Ce n’est pas un scoop, l’Université d’été du PS a dévoilé l’image d’une formation politique en plein doute, frileuse, décomposée, hésitante. Alors, la main tendue par Bayrou n’est pas refusée. Et du côté des cercles de pensée, ceux qui se sont baptisés Gracques s’imaginent en sauveteurs du navire PS qu’ils vont renflouer avec des idées. Mais la gauche est-elle soluble dans la tactique des think tanks ?
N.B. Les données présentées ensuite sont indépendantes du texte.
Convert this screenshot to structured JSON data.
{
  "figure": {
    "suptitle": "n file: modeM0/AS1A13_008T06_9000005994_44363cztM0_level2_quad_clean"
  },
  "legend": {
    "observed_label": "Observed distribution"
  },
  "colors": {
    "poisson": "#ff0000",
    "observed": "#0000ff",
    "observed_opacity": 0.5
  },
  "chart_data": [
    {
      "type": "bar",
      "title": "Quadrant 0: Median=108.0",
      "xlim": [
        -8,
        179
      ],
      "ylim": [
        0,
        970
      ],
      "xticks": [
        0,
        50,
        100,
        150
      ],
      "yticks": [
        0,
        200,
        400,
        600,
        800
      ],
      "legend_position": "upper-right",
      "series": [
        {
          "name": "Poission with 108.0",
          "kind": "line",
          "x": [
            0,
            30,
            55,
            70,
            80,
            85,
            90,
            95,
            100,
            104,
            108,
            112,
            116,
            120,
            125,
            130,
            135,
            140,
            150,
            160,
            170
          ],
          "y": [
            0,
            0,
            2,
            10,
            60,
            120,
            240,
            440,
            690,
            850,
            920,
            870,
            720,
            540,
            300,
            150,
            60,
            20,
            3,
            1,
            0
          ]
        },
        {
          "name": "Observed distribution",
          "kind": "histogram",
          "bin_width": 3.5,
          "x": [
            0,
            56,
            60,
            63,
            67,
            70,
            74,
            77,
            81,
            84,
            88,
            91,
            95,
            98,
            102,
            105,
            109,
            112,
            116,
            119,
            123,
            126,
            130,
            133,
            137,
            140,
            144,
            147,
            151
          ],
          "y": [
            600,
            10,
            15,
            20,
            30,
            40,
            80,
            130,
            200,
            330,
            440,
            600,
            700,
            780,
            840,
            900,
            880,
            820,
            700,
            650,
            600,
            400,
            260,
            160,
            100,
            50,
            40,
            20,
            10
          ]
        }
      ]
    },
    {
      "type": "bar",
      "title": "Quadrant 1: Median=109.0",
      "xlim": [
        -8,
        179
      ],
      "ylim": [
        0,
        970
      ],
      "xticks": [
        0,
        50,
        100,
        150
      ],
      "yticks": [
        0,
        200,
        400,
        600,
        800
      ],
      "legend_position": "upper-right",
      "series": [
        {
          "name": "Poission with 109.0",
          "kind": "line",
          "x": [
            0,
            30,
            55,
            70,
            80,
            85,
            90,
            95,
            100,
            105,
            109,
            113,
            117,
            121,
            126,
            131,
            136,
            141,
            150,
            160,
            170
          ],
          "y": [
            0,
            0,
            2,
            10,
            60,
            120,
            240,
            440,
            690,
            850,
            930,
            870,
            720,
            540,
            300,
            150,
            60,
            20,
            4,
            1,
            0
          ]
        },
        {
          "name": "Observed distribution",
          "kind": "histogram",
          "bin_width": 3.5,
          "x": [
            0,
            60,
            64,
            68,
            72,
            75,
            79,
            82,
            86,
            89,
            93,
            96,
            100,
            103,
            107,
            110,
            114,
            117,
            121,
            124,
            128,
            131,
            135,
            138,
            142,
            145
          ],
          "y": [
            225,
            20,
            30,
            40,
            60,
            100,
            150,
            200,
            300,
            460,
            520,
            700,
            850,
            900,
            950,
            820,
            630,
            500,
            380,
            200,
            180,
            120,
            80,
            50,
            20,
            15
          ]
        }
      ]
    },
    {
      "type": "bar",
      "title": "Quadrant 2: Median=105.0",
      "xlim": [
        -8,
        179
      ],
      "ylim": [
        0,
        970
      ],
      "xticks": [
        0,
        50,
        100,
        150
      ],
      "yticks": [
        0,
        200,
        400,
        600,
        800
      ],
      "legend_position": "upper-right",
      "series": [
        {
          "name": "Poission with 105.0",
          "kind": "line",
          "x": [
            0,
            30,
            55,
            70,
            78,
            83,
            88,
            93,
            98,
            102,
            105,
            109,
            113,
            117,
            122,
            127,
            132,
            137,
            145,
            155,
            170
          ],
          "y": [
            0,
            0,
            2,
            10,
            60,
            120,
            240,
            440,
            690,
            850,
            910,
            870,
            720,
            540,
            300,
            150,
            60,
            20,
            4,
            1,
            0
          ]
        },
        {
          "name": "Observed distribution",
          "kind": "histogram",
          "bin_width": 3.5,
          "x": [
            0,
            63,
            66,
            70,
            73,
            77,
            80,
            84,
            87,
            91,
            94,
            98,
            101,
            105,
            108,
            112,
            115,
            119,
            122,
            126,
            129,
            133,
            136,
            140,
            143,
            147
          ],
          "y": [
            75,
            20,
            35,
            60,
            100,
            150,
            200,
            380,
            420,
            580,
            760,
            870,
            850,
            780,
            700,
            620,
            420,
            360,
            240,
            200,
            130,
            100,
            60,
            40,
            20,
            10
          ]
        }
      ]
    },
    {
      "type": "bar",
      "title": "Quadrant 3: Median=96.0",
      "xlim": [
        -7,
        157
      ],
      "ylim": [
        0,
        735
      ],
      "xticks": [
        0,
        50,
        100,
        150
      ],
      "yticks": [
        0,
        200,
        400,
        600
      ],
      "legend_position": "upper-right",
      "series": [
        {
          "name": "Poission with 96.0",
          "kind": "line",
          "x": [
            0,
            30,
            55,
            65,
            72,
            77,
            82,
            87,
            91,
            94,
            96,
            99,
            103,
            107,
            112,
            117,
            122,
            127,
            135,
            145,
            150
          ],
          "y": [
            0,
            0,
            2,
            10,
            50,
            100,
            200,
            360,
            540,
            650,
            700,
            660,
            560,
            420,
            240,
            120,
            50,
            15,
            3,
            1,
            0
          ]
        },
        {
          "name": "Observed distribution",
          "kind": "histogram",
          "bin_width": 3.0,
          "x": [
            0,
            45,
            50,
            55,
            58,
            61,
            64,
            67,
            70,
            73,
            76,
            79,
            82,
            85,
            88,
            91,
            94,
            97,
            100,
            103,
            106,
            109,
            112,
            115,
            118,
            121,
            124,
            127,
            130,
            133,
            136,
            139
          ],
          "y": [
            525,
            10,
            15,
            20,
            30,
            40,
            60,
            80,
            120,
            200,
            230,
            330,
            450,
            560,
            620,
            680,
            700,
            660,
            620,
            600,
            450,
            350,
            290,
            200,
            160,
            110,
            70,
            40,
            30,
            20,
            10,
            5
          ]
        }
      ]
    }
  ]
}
Prêt à gouverner, la formule résonne avec toute son ironie spectaculaire, laissant planer une connivence avec les produits du marché et notamment, le prêt-à-porter dessiné par les stylistes et fabriqué par les industriels de la mode. En vérité, c’est exactement là où je veux en venir. Faire une comparaison entre la production des styles vestimentaires et une fabrication d’idées politiques amenées à être vendue dans les médias comme les différentes tenues d’un prêt à gouverner, avec un habillage pour la politique de l’enseignement, un costume pour la politique de la vie, un caleçon pour ne pas voir la nudité de la misère et renflouer les zones de pauvreté, etc.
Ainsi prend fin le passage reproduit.